Maximilian Kralik
Wer kennt diese Szene nicht im Fußball? Der Gegenspieler gewinnt den Ball und läuft mit vollem Tempo aufs Tor zu. Der Verteidiger erkennt, dass er zu langsam ist, und hat nun zwei Möglichkeit: den Gegenspieler ziehen zu lassen und auf den eigenen Tormann zu vertrauen – oder den Gegenspieler durch ein Foul vom Ball zu trennen. In einem aktuellen Fall hat sich der Verteidiger für Letzteres entschieden, den gegnerischen Angreifer jedoch so erwischt, dass sich dieser schwer verletzte. Der verletzte Spieler klagte darauf hin den Gegenspieler und forderte 12.000 € an Schadenersatz.
Im Verfahren argumentierte der Verletzte damit, dass der Verteidiger keiner Chance mehr hatte, den Ball zu erreichen, sodass es sich beim Verhalten des Verteidigers um einen Regelverstoß handle, der nicht spieltypisch und unangebracht aggressiv gewesen sei. Der Verteidiger hingegen meinte, dass er lediglich den Ball spielen wollte, dann jedoch „über die Beine des Gegners“ gefallen sei. Anmerkung: Wäre das Foul eine „spieltypische“ Situation, so würde nämlich kein Anspruch auf Schadenersatz bestehen – bei untypischem Verhalten jedoch schon.
Die Argumentation des Klägers wurde durch ein Video bestärkt, in dem zu sehen war, dass der Verteidiger tatsächlich keine Chance mehr auf den Ball hatte und sich daher ganz bewusst für das Foul entschieden hatte. Damit liegt jedoch keine „spieltypische“ Situation vor, weshalb das Erstgericht dem Begehren des Klägers stattgegeben hatte.
Erst im Rahmen seines Rechtsmittels gestand der Verteidiger zu, dass es sich um ein absichtliches jedoch „taktisches Foul“ gehandelt habe. Diese Begründung kam allerdings zu spät, denn – dies hat schließlich der OGH (9 Ob 27/20s) bestätigt – dabei handelt es sich um eine unzulässige Neuerung, die keinen Einfluss auf die Beurteilung mehr nehmen kann. Nur das Prozessvorbringen in erster Instanz ist zu berücksichtigen; der Taktikwechsel und die geänderte Argumentation des Verteidigers war zu spät. Der OGH bestätigte damit die Entscheidungen der Unterinstanzen und verpflichtete den Beklagten zur Zahlung von Schadenersatz.

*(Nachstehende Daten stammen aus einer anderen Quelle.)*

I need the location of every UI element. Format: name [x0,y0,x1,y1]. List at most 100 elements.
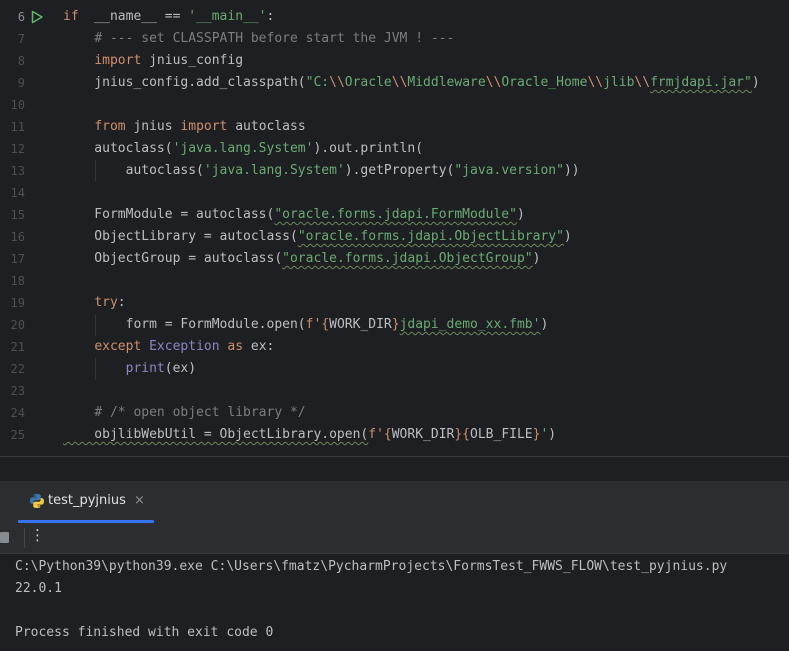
line-number: 6 [17,10,25,24]
line-number: 19 [10,296,25,310]
code-token: FormModule = autoclass( [63,207,275,222]
code-text: objlibWebUtil = ObjectLibrary.open(f'{WO… [63,424,556,446]
code-token: )) [563,163,580,178]
code-token: autoclass( [63,163,204,178]
code-token: \\ [329,75,345,90]
code-line: 6 if __name__ == '__main__': [0,6,789,28]
code-token: # --- set CLASSPATH before start the JVM… [94,31,455,46]
code-token: Oracle [344,75,392,90]
code-token: \\ [634,75,651,90]
code-token: ) [563,229,572,244]
code-text: ObjectGroup = autoclass("oracle.forms.jd… [63,248,540,270]
code-token: ) [548,427,557,442]
line-number: 9 [17,76,25,90]
code-line: 9 jnius_config.add_classpath("C:\\Oracle… [0,72,789,94]
code-editor[interactable]: 6 if __name__ == '__main__': 7 # --- set C… [0,0,789,456]
console-line: 22.0.1 [15,581,62,596]
code-token: : [266,9,275,24]
code-line: 15 FormModule = autoclass("oracle.forms.… [0,204,789,226]
code-token: { [321,317,330,332]
code-token: ) [751,75,760,90]
indent-guide [95,160,96,182]
code-token: jnius [125,119,181,134]
tab-label: test_pyjnius [48,493,126,508]
code-token: "oracle.forms.jdapi.ObjectGroup" [282,251,533,266]
code-line: 25 objlibWebUtil = ObjectLibrary.open(f'… [0,424,789,446]
code-text: autoclass('java.lang.System').out.printl… [63,138,423,160]
line-number: 10 [10,98,25,112]
line-number: 8 [17,54,25,68]
code-line: 17 ObjectGroup = autoclass("oracle.forms… [0,248,789,270]
code-token: : [117,295,126,310]
code-text: ObjectLibrary = autoclass("oracle.forms.… [63,226,572,248]
console-line: C:\Python39\python39.exe C:\Users\fmatz\… [15,559,728,574]
code-token: \\ [485,75,502,90]
code-text: except Exception as ex: [63,336,274,358]
code-line: 23 [0,380,789,402]
run-toolbar: ⋮ [0,523,789,553]
code-token: (ex) [164,361,197,376]
line-number: 18 [10,274,25,288]
code-text: # --- set CLASSPATH before start the JVM… [63,28,454,50]
code-line: 8 import jnius_config [0,50,789,72]
code-token: ).getProperty( [344,163,455,178]
stop-icon[interactable] [0,532,9,543]
line-number: 13 [10,164,25,178]
code-token: ).out.println( [313,141,424,156]
code-token: { [383,427,392,442]
code-token: jlib [603,75,635,90]
code-text: from jnius import autoclass [63,116,305,138]
code-token: as [227,339,244,354]
line-number: 17 [10,252,25,266]
code-line: 7 # --- set CLASSPATH before start the J… [0,28,789,50]
code-line: 22 print(ex) [0,358,789,380]
code-text: FormModule = autoclass("oracle.forms.jda… [63,204,525,226]
code-token: ObjectGroup = autoclass( [63,251,283,266]
line-number: 25 [10,428,25,442]
code-token: print [125,361,165,376]
line-number: 21 [10,340,25,354]
code-token: '__main__' [188,9,267,24]
line-number: 15 [10,208,25,222]
close-icon[interactable]: × [134,493,145,508]
code-token: \\ [391,75,408,90]
code-line: 18 [0,270,789,292]
code-text: try: [63,292,126,314]
code-token: import [94,53,142,68]
line-number: 14 [10,186,25,200]
console-output[interactable]: C:\Python39\python39.exe C:\Users\fmatz\… [0,554,789,651]
run-tool-window: test_pyjnius × ⋮ C:\Python39\python39.ex… [0,456,789,651]
code-line: 19 try: [0,292,789,314]
code-token: WORK_DIR [391,427,455,442]
line-number: 7 [17,32,25,46]
code-token: Oracle_Home [501,75,588,90]
code-token: autoclass( [63,141,173,156]
code-token: if [63,9,79,24]
code-token: __name__ == [78,9,189,24]
code-token: Exception [149,339,220,354]
code-line: 14 [0,182,789,204]
tool-window-border [0,456,789,457]
code-token: ) [516,207,525,222]
run-gutter-icon[interactable] [30,10,44,24]
code-text: if __name__ == '__main__': [63,6,274,28]
more-options-icon[interactable]: ⋮ [30,526,45,544]
code-token: } [391,317,400,332]
indent-guide [95,358,96,380]
indent-guide [95,314,96,336]
code-token: jnius_config.add_classpath( [63,75,306,90]
code-token: \\ [587,75,604,90]
code-token: 'java.lang.System' [172,141,314,156]
python-icon [30,494,44,508]
code-token: # /* open object library */ [94,405,306,420]
line-number: 12 [10,142,25,156]
tab-test-pyjnius[interactable]: test_pyjnius × [18,481,154,523]
code-line: 12 autoclass('java.lang.System').out.pri… [0,138,789,160]
console-line: Process finished with exit code 0 [15,625,274,640]
line-number: 23 [10,384,25,398]
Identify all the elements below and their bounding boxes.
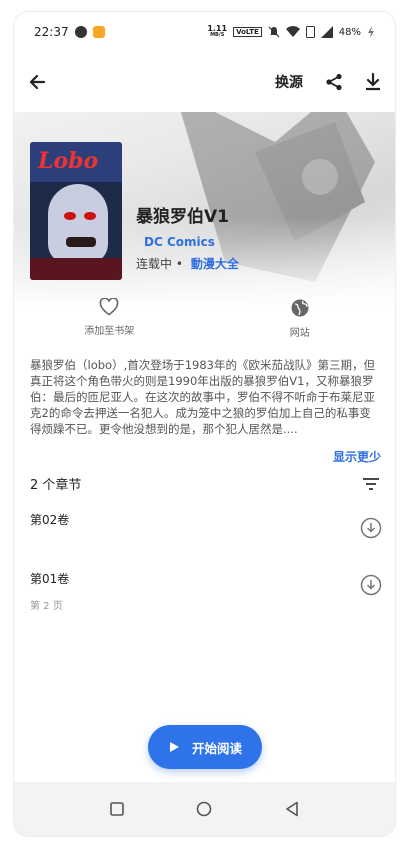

Damit bleibt jedoch eine Frage offen: Stellt ein bewusst begangenes "taktisches Foul“ einen spieltypischen Regelverstoß dar, der die Geltendmachung von Schadenersatz ausschließt? Diese Frage lässt der OGH unbeantwortet. Man wird sie jedoch nicht allgemein beantworten können, denn sie ist stets von der konkreten Spielsituation abhängig. Da es jedoch in der Natur des taktischen Fouls liegt, dass der Gegner eher durch eine geringfügige Regelwidrigkeit am Weiterspielen gehindert wird (das klassische „Trikot-Ziehen“ oder bewusstes Handspiel), wird wohl ein taktisches Foul, das den Gegner gewaltsam zu Fall bringt, nur selten „spieltypisch“ sein. Aber, wie gezeigt: der Videobeweis kann auch vor Gericht erbracht werden.
Daher unser Tipp: Ein bisschen mehr Vertrauen in die eigenen Mitspieler und insbesondere den eigenen Tormann – und selbst im Fall einer Niederlage lässt sich gerade bei einem Hobbyturnier, wie in diesem Fall, der Spielverlust meist durch ein entsprechend geselliges Rahmenprogramm nach dem Spiel ganz gut wegstecken.